Between its understated aesthetic and dual skeletonised windows, Raymond Weil’s freelancer “Calibre RW1212” makes for an instant eye-catcher.
Visible through an open-worked dial aperture is the piece’s very heart and soul, i.e. a balance-and-spring assembly held together by a solitary bridge. Take a closer look and you’ll notice a “Côtes de Genève” motif and logo engraving on the oscillating weight. Projecting natural symmetry and indisputable sophistication, the diamond-polished bridge puts perfection in a small package. Meanwhile, it’s just one part of this brilliant watch’s overall appeal.
Available in a variety of two-hand iterations, the freelancer “Calibre RW1212” joins Raymond Weil’s already astounding collection of experimental stunners. Like a number of freelancer models, this one isn’t afraid to parse down the dial details while showing off its insides. And what insides it has. We’re not just talking about the tourbillon-like balance-and-spring assembly, but the mechanical self-winding movement at large. The first to be built in-house (in collaboration with Sellita), it beats at a frequency of 28,800 vibrations per hour and touts a 38-hour power reserve.

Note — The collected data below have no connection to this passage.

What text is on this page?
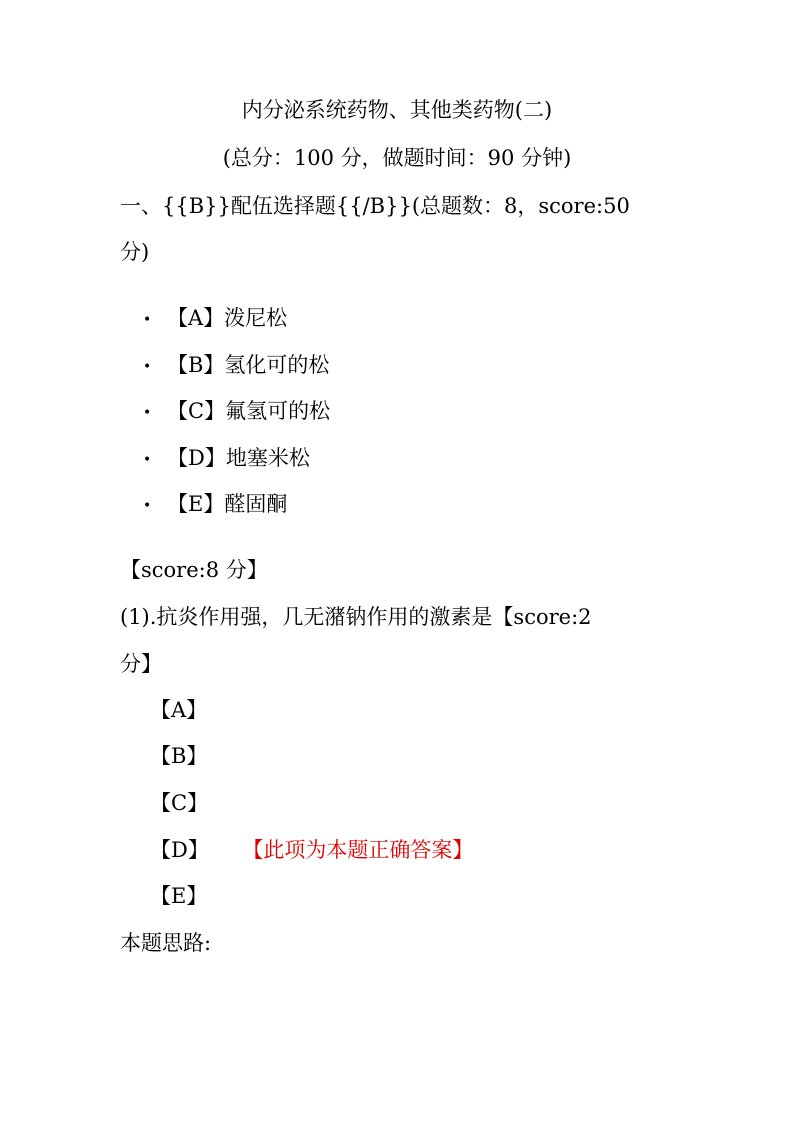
内分泌系统药物、其他类药物(二)
(总分：100 分，做题时间：90 分钟)
一、{{B}}配伍选择题{{/B}}(总题数：8，score:50
分)
• 【A】泼尼松
• 【B】氢化可的松
• 【C】氟氢可的松
• 【D】地塞米松
• 【E】醛固酮
【score:8 分】
(1).抗炎作用强，几无潴钠作用的激素是【score:2
分】
【A】
【B】
【C】
【D】 【此项为本题正确答案】
【E】
本题思路:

Like the watch itself, our love for the new freelancer is automatic. Its fusion of minimal design and maximum intricacy is executed to downright stunning effect. That’s not to mention classic specs like sapphire crystal on the elegant case-back, a 42.5mm case of prime stainless steel, and the choice of either stainless steel bracelet or leather strap. The name RW1212, by the way, pays direct tribute to the brand’s own address in Switzerland. This one is all kinds of special indeed, but you knew that as soon as you first laid eyes on it.